Onde estarão, nas Noites de Natal, os Pobres da África, os Párias de Calcutá, os Pivetes de São Paulo, os Bacuris do Nordeste, os Mutilados do Vietnã, os Desvalidos do Afeganistão, os Drogados de Nova Iorque? Uns, dormindo sob marquises frias e fétidas, outros nos reformatórios estatais e mais outros fuçando lixeiras à procura de restos. Muitos dirão, como aquele pobre de Paris: “Mamãe, traz mais daquelas sobras da feira; elas estavam tão boas ontem à noite...”.

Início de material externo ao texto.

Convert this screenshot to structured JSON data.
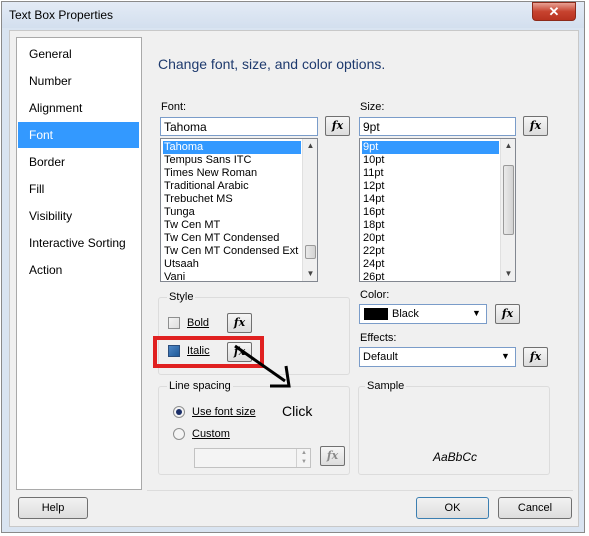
{
  "window": {
    "title": "Text Box Properties",
    "close_glyph": "✕"
  },
  "nav": {
    "items": [
      {
        "label": "General"
      },
      {
        "label": "Number"
      },
      {
        "label": "Alignment"
      },
      {
        "label": "Font",
        "selected": true
      },
      {
        "label": "Border"
      },
      {
        "label": "Fill"
      },
      {
        "label": "Visibility"
      },
      {
        "label": "Interactive Sorting"
      },
      {
        "label": "Action"
      }
    ]
  },
  "content": {
    "heading": "Change font, size, and color options.",
    "font": {
      "label": "Font:",
      "value": "Tahoma",
      "list": [
        "Tahoma",
        "Tempus Sans ITC",
        "Times New Roman",
        "Traditional Arabic",
        "Trebuchet MS",
        "Tunga",
        "Tw Cen MT",
        "Tw Cen MT Condensed",
        "Tw Cen MT Condensed Ext",
        "Utsaah",
        "Vani"
      ],
      "selected": "Tahoma"
    },
    "size": {
      "label": "Size:",
      "value": "9pt",
      "list": [
        "9pt",
        "10pt",
        "11pt",
        "12pt",
        "14pt",
        "16pt",
        "18pt",
        "20pt",
        "22pt",
        "24pt",
        "26pt"
      ],
      "selected": "9pt"
    },
    "style": {
      "group_label": "Style",
      "bold_label": "Bold",
      "bold_checked": false,
      "italic_label": "Italic",
      "italic_checked": false
    },
    "color": {
      "label": "Color:",
      "value": "Black",
      "swatch": "#000000"
    },
    "effects": {
      "label": "Effects:",
      "value": "Default"
    },
    "line_spacing": {
      "group_label": "Line spacing",
      "option_font_size": "Use font size",
      "option_custom": "Custom",
      "selected": "Use font size",
      "custom_value": ""
    },
    "sample": {
      "group_label": "Sample",
      "text": "AaBbCc"
    },
    "fx_label": "fx",
    "annotation": {
      "text": "Click",
      "highlight_color": "#e02020"
    }
  },
  "footer": {
    "help_label": "Help",
    "ok_label": "OK",
    "cancel_label": "Cancel"
  }
}
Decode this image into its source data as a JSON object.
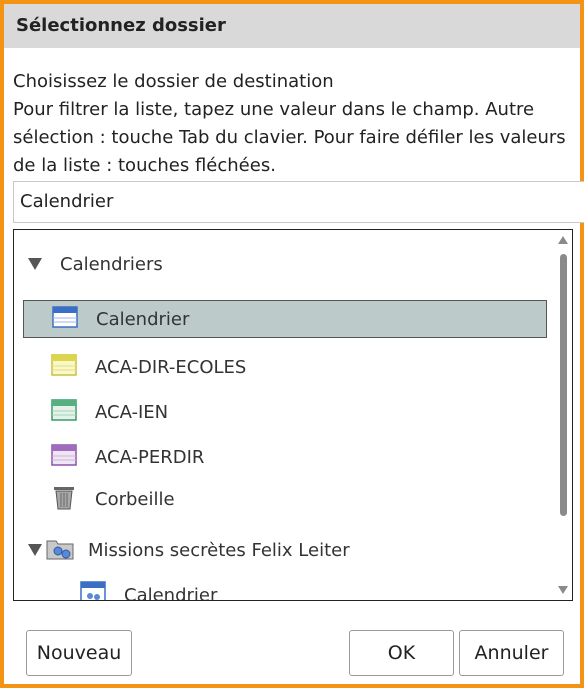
{
  "dialog": {
    "title": "Sélectionnez dossier",
    "description_lines": [
      "Choisissez le dossier de destination",
      "Pour filtrer la liste, tapez une valeur dans le champ. Autre",
      "sélection : touche Tab du clavier. Pour faire défiler les valeurs",
      "de la liste : touches fléchées."
    ],
    "filter_value": "Calendrier"
  },
  "tree": {
    "group_label": "Calendriers",
    "items": [
      {
        "label": "Calendrier",
        "icon": "calendar-blue-icon",
        "selected": true
      },
      {
        "label": "ACA-DIR-ECOLES",
        "icon": "calendar-yellow-icon"
      },
      {
        "label": "ACA-IEN",
        "icon": "calendar-green-icon"
      },
      {
        "label": "ACA-PERDIR",
        "icon": "calendar-purple-icon"
      },
      {
        "label": "Corbeille",
        "icon": "trash-icon"
      }
    ],
    "shared_group_label": "Missions secrètes Felix Leiter",
    "shared_child_label": "Calendrier"
  },
  "buttons": {
    "new_label": "Nouveau",
    "ok_label": "OK",
    "cancel_label": "Annuler"
  },
  "colors": {
    "border": "#f39417",
    "titlebar": "#d9d9d9",
    "selection": "#bccaca"
  }
}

Na verdade, todas estas dezenas de milhões de crianças estarão, no Natal como em qualquer outro dia, perambulando pelas ruas, inchadas de verminoses, cobertas de feridas purulentas, envoltas em trapos sujos. Para elas somente há uma solução: uma profunda mudança de métodos que reformule mentalidades, quebre estruturas falidas e renove a confiança no Ser Humano. Enquanto assim não ocorrer, Papai Noel estará com frio, com sede, com febre e com fome...

Juracy de Oliveira Paixão
Escrito em 1972 para o semanário “O Manacá”, de Valença/BA.
Reescrito em 2001 e publicado em “O Povo” de 23/12/2001, Fortaleza/CE.